Anyone have any thoughts about this?

proxy

Re:double fault works in bochs but not vmware

Posted: Fri Dec 30, 2005 2:11 am
by Cjmovie
I'm not sure as to your double fault handler, but....
The page fault idea - I don't see much of a performance problem for doing this unless you're on a very limited system, where chunks of memory are constantly being paged in and out of physical memory. Point is, the stack will grow to the size it's going to grow rather soon on in a lot of cases (and therefore you have one large chunk of faults at startup but then very few). And considering you aren't on a system low on RAM, you won't get all that many (shouldn't, at least...) page faults for un-paged code chunks. Then just make sure dynamic memory (for use by malloc etc.) are _requested_, not faulted, and I say you're off rather well.

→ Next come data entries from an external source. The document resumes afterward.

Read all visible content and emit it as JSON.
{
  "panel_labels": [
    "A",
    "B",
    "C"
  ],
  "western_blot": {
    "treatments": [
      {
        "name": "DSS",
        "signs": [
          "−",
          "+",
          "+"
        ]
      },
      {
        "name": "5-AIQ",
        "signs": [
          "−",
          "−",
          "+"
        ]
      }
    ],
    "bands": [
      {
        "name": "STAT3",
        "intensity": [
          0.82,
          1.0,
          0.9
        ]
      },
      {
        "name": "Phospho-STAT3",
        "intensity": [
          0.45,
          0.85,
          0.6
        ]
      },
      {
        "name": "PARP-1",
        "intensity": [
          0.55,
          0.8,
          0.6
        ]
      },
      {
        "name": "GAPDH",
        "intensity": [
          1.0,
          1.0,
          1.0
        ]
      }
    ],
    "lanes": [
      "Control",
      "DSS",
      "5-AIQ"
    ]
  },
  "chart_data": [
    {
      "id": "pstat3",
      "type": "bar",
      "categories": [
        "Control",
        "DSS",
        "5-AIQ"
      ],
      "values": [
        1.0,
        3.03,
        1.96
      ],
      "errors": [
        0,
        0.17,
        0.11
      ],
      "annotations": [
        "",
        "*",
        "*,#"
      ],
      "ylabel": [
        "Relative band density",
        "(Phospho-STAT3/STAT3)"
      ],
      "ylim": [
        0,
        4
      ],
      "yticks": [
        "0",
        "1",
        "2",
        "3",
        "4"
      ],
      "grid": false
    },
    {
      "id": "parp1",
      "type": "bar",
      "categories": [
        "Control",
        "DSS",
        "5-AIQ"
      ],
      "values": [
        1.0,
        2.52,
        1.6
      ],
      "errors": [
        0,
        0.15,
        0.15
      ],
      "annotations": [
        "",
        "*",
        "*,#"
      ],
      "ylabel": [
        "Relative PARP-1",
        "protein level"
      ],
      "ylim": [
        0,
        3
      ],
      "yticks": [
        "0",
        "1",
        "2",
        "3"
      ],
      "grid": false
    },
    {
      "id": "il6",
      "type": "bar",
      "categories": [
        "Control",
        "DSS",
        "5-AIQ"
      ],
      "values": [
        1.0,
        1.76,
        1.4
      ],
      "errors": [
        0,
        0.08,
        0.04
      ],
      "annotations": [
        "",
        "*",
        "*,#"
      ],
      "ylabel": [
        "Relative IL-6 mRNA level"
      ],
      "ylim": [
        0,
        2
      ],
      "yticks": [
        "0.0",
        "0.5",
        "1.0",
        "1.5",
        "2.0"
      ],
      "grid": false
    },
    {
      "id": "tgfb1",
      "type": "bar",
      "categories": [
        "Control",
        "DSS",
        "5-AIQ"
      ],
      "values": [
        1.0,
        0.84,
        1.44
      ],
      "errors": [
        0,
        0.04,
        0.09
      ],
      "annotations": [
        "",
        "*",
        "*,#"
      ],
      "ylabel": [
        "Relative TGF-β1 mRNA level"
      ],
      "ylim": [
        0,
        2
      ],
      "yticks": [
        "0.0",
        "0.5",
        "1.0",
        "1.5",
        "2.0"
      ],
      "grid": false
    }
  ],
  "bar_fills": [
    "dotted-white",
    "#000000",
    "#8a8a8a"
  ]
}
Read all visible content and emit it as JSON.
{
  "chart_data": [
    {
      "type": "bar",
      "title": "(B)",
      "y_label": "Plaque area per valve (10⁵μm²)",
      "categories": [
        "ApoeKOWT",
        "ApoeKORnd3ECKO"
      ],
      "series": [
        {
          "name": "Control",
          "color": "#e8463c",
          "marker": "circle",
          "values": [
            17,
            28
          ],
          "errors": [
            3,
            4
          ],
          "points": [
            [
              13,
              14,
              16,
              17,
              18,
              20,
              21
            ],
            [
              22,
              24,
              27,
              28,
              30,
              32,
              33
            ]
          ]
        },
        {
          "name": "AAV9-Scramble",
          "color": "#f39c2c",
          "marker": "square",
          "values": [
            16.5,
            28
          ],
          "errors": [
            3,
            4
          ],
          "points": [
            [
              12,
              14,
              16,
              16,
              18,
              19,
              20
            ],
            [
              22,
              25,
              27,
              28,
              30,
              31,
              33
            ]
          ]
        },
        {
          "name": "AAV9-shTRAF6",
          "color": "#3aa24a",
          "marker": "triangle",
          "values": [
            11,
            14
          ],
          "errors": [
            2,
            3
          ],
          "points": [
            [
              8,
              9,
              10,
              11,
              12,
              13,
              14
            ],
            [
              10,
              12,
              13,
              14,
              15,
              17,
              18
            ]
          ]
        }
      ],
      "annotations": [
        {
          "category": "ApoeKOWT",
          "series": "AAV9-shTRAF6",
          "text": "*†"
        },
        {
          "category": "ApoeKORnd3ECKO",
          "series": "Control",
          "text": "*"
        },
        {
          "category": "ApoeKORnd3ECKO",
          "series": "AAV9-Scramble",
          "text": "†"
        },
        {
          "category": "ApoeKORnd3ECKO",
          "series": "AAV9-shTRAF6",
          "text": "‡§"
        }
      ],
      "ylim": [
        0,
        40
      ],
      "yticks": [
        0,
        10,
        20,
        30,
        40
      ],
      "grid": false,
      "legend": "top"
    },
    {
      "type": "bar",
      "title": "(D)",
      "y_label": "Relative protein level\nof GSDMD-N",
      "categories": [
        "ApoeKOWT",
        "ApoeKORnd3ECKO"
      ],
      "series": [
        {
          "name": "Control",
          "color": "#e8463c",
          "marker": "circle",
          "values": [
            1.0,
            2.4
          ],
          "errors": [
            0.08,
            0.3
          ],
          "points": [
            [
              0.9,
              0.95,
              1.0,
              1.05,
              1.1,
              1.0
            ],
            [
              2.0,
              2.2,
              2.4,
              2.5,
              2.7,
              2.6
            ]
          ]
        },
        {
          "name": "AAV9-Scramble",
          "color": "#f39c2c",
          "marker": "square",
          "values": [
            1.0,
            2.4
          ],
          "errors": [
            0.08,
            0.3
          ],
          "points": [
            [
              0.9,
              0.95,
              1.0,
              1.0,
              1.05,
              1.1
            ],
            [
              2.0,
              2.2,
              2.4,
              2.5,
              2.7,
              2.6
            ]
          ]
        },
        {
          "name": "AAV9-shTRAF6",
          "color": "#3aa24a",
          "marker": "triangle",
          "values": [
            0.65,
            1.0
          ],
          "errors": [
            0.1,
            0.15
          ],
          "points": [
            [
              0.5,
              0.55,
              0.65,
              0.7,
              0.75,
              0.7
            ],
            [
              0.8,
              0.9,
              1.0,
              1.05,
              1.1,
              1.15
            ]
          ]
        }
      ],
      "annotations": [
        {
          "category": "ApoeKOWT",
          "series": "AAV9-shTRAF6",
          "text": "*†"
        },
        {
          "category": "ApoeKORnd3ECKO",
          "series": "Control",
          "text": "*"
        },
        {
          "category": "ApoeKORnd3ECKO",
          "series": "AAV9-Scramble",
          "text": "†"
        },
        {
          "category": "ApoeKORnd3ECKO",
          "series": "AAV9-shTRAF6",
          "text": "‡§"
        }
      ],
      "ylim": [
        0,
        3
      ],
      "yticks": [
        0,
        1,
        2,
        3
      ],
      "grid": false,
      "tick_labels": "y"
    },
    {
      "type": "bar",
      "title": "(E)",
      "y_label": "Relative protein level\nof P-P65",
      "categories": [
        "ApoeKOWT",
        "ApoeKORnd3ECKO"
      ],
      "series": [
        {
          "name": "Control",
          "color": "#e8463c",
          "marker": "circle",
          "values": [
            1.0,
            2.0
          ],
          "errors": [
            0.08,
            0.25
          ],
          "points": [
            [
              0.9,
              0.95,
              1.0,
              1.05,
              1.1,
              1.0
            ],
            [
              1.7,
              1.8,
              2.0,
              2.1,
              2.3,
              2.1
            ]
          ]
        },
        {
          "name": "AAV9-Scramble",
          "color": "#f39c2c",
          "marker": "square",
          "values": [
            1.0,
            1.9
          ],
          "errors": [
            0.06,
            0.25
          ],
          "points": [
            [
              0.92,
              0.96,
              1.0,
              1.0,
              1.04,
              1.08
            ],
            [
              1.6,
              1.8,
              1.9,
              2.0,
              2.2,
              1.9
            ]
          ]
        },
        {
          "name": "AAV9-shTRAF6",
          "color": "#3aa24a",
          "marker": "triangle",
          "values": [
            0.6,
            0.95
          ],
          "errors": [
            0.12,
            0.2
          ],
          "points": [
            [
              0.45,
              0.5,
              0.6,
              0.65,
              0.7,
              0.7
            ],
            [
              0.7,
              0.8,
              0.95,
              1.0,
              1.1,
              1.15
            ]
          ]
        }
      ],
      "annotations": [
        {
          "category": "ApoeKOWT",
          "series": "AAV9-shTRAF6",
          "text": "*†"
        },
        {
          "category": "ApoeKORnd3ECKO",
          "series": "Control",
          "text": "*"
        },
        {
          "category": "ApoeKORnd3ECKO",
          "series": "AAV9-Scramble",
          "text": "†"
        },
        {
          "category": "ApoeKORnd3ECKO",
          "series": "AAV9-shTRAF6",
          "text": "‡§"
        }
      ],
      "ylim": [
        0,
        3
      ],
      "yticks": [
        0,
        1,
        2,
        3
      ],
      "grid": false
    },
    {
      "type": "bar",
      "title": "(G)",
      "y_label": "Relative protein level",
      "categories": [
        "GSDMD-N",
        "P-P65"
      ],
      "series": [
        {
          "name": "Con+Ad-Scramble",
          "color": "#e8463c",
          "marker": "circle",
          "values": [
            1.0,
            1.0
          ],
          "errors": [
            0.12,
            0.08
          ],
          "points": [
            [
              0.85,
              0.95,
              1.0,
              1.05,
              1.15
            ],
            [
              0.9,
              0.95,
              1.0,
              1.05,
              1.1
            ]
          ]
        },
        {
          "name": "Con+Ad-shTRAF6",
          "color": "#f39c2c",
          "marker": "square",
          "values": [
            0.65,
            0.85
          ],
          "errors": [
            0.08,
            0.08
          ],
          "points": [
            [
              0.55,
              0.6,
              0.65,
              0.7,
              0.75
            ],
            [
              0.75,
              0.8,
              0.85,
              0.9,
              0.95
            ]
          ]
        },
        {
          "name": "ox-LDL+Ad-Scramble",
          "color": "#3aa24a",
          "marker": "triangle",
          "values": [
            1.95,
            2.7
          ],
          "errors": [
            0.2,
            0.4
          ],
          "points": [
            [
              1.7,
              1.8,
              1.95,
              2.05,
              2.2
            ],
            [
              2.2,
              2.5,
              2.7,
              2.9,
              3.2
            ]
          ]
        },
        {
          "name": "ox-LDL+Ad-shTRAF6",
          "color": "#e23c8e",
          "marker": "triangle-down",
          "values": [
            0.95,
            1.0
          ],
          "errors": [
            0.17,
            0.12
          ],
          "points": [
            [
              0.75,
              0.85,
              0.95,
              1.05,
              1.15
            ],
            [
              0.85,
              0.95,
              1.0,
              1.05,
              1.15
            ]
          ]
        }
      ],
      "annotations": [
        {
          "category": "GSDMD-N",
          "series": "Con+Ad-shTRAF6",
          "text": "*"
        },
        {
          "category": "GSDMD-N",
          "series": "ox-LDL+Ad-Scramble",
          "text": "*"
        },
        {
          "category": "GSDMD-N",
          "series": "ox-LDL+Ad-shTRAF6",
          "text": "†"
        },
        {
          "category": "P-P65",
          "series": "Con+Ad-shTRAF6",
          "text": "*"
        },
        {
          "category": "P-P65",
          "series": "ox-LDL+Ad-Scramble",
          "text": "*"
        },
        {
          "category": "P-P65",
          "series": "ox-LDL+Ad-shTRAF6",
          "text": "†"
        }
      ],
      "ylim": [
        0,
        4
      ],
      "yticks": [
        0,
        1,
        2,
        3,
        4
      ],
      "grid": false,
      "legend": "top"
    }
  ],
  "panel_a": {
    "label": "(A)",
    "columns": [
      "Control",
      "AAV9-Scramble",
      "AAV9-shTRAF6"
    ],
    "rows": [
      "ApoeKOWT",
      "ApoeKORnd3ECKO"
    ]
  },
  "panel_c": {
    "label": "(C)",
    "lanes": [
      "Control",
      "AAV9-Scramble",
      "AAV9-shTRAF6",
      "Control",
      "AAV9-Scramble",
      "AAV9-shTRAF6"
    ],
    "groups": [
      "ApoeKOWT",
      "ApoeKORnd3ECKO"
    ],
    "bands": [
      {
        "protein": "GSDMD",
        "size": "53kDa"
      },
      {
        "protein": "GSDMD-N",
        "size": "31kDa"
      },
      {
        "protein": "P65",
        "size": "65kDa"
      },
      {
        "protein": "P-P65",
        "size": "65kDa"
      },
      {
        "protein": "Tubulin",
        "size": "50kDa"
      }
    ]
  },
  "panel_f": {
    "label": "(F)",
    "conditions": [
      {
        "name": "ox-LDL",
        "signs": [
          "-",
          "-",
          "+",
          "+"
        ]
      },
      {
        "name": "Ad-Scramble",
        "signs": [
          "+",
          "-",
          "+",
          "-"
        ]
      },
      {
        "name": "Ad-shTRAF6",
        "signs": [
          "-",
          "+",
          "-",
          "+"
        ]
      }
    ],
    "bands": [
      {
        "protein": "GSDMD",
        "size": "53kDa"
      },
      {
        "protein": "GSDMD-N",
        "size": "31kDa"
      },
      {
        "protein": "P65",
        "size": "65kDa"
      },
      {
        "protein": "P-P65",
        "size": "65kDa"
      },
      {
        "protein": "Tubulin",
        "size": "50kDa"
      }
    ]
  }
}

Re:double fault works in bochs but not vmware

Posted: Sun Jan 01, 2006 6:55 am
by Pype.Clicker
proxy wrote: on a related note, does anyone think it is a good idea to make the page fault exception a task gate so that it will have a dedicated stack? The primary gain would be that page faults triggered by invalid stack access would be recoverable in supervisor mode. This would allow things such as more robust error reporting for kernel coding errors, growable kenel stacks, clean shutdown of kernel threads which overflow there stack, and so forth.
Honnestly, i disencouradge you to implement page faults through a task gate. Beyond the performance penalty (page faults might be the second cause of kernel invocation after system calls), you'll have to handle the fault in a different address space than the one that triggered the fault, which may make handling much more complicated (e.g. retrieve context first, and page directories basing on that context ...)

However, you _can_ protect your kernel stack by the way of segmentation: if the stack overflow breaks segment limit (using expand-down segments) rather than missing page, it means that a 'stack fault" will be issued, which is _recommended_ to go through a task gate.

And regarding portability, both mechanism are equivalently bound to IA-32 ...